# Help with Power Query Error - The Index is outside the bounds of the record



## zestyphresh (Aug 6, 2015)

Hi, i'm pretty new to Power Query (although loving it already) and i've come across this error a few times when Removing columns. Some times starting the query again has resolved it (probably as it is referencing another query that had been amended) but i've tried that a few times to no avail. 

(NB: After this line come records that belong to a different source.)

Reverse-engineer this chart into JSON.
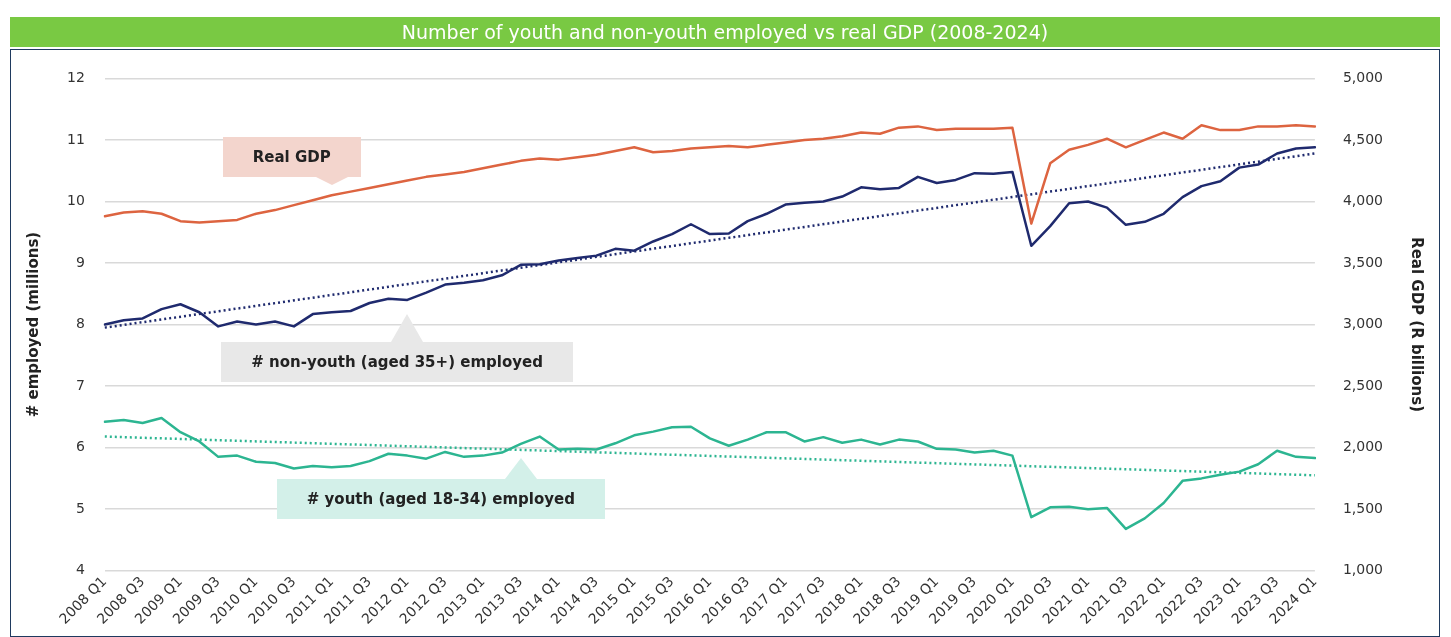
{
  "chart_data": {
    "type": "line",
    "title": "Number of youth and non-youth employed vs real GDP (2008-2024)",
    "ylabel": "# employed (millions)",
    "y2label": "Real GDP (R billions)",
    "categories": [
      "2008 Q1",
      null,
      "2008 Q3",
      null,
      "2009 Q1",
      null,
      "2009 Q3",
      null,
      "2010 Q1",
      null,
      "2010 Q3",
      null,
      "2011 Q1",
      null,
      "2011 Q3",
      null,
      "2012 Q1",
      null,
      "2012 Q3",
      null,
      "2013 Q1",
      null,
      "2013 Q3",
      null,
      "2014 Q1",
      null,
      "2014 Q3",
      null,
      "2015 Q1",
      null,
      "2015 Q3",
      null,
      "2016 Q1",
      null,
      "2016 Q3",
      null,
      "2017 Q1",
      null,
      "2017 Q3",
      null,
      "2018 Q1",
      null,
      "2018 Q3",
      null,
      "2019 Q1",
      null,
      "2019 Q3",
      null,
      "2020 Q1",
      null,
      "2020 Q3",
      null,
      "2021 Q1",
      null,
      "2021 Q3",
      null,
      "2022 Q1",
      null,
      "2022 Q3",
      null,
      "2023 Q1",
      null,
      "2023 Q3",
      null,
      "2024 Q1"
    ],
    "series": [
      {
        "name": "Real GDP",
        "color": "#dd6440",
        "axis": "y2",
        "values": [
          3880,
          3910,
          3920,
          3900,
          3840,
          3830,
          3840,
          3850,
          3900,
          3930,
          3970,
          4010,
          4050,
          4080,
          4110,
          4140,
          4170,
          4200,
          4220,
          4240,
          4270,
          4300,
          4330,
          4350,
          4340,
          4360,
          4380,
          4410,
          4440,
          4400,
          4410,
          4430,
          4440,
          4450,
          4440,
          4460,
          4480,
          4500,
          4510,
          4530,
          4560,
          4550,
          4600,
          4610,
          4580,
          4590,
          4590,
          4590,
          4600,
          3820,
          4310,
          4420,
          4460,
          4510,
          4440,
          4500,
          4560,
          4510,
          4620,
          4580,
          4580,
          4610,
          4610,
          4620,
          4610
        ]
      },
      {
        "name": "# non-youth (aged 35+) employed",
        "color": "#1f2a6e",
        "values": [
          8.0,
          8.07,
          8.1,
          8.25,
          8.33,
          8.2,
          7.97,
          8.05,
          8.0,
          8.05,
          7.97,
          8.17,
          8.2,
          8.22,
          8.35,
          8.42,
          8.4,
          8.52,
          8.65,
          8.68,
          8.72,
          8.8,
          8.97,
          8.98,
          9.04,
          9.08,
          9.12,
          9.23,
          9.2,
          9.35,
          9.47,
          9.63,
          9.47,
          9.48,
          9.68,
          9.8,
          9.95,
          9.98,
          10.0,
          10.08,
          10.23,
          10.2,
          10.22,
          10.4,
          10.3,
          10.35,
          10.46,
          10.45,
          10.48,
          9.28,
          9.6,
          9.97,
          10.0,
          9.9,
          9.62,
          9.67,
          9.8,
          10.07,
          10.25,
          10.33,
          10.55,
          10.6,
          10.78,
          10.86,
          10.88
        ]
      },
      {
        "name": "# youth (aged 18-34) employed",
        "color": "#2cb591",
        "values": [
          6.42,
          6.45,
          6.4,
          6.48,
          6.25,
          6.1,
          5.85,
          5.87,
          5.77,
          5.75,
          5.66,
          5.7,
          5.68,
          5.7,
          5.78,
          5.9,
          5.87,
          5.82,
          5.93,
          5.85,
          5.87,
          5.92,
          6.06,
          6.18,
          5.97,
          5.98,
          5.97,
          6.07,
          6.2,
          6.26,
          6.33,
          6.34,
          6.15,
          6.03,
          6.13,
          6.25,
          6.25,
          6.1,
          6.17,
          6.08,
          6.13,
          6.05,
          6.13,
          6.1,
          5.98,
          5.97,
          5.92,
          5.95,
          5.87,
          4.87,
          5.03,
          5.04,
          5.0,
          5.02,
          4.68,
          4.85,
          5.1,
          5.46,
          5.5,
          5.56,
          5.61,
          5.73,
          5.95,
          5.85,
          5.83
        ]
      },
      {
        "type": "line",
        "line_style": "dotted",
        "color": "#1f2a6e",
        "x": [
          "2008 Q1",
          "2024 Q1"
        ],
        "values": [
          7.95,
          10.78
        ]
      },
      {
        "type": "line",
        "line_style": "dotted",
        "color": "#2cb591",
        "x": [
          "2008 Q1",
          "2024 Q1"
        ],
        "values": [
          6.18,
          5.55
        ]
      }
    ],
    "ylim": [
      4,
      12
    ],
    "yticks": [
      4,
      5,
      6,
      7,
      8,
      9,
      10,
      11,
      12
    ],
    "y2lim": [
      1000,
      5000
    ],
    "y2ticks": [
      {
        "value": 1000,
        "label": "1,000"
      },
      {
        "value": 1500,
        "label": "1,500"
      },
      {
        "value": 2000,
        "label": "2,000"
      },
      {
        "value": 2500,
        "label": "2,500"
      },
      {
        "value": 3000,
        "label": "3,000"
      },
      {
        "value": 3500,
        "label": "3,500"
      },
      {
        "value": 4000,
        "label": "4,000"
      },
      {
        "value": 4500,
        "label": "4,500"
      },
      {
        "value": 5000,
        "label": "5,000"
      }
    ],
    "grid": "y",
    "legend": false,
    "marker": "none",
    "line_style": "solid"
  }
}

This particular query is a reference to another query that contains a few custom columns. The new query only has a few stages - a couple of column filters and then a few sorts followed by the offending step which is removing all the unnecessary columns. The Sort step does involve some of the then removed columns but i'm not sure if this is causing the problem? Unfortunately google isn't really helping on this error!


----------



## Matt Allington (Aug 7, 2015)

I had e same error yesterday. I sent a frown to the dev team and they responded. I think it is a bug. I suggest you send a frown too as t may help them fix the problem


----------



## k_haj (Dec 12, 2017)

I got this error also and I found a solution.  My issue was with deleting columns and getting this error so I added an Index column THEN deleted the desired columns as well as the index column (last column to be deleted).  The result is a table with the fields I want and no errors.


----------



## hydromac (Apr 1, 2019)

k_haj said:


> I got this error also and I found a solution.  My issue was with deleting columns and getting this error so I added an Index column THEN deleted the desired columns as well as the index column (last column to be deleted).  The result is a table with the fields I want and no errors.



The problem occurs when the table from which we import data into the power query has at least integrity constraints with the dictionary table. When there is one connection, there is no problem. Therefore, you need to delete unnecessary connections in MS ACCESS without creating a new indexing column. Best wishes.


----------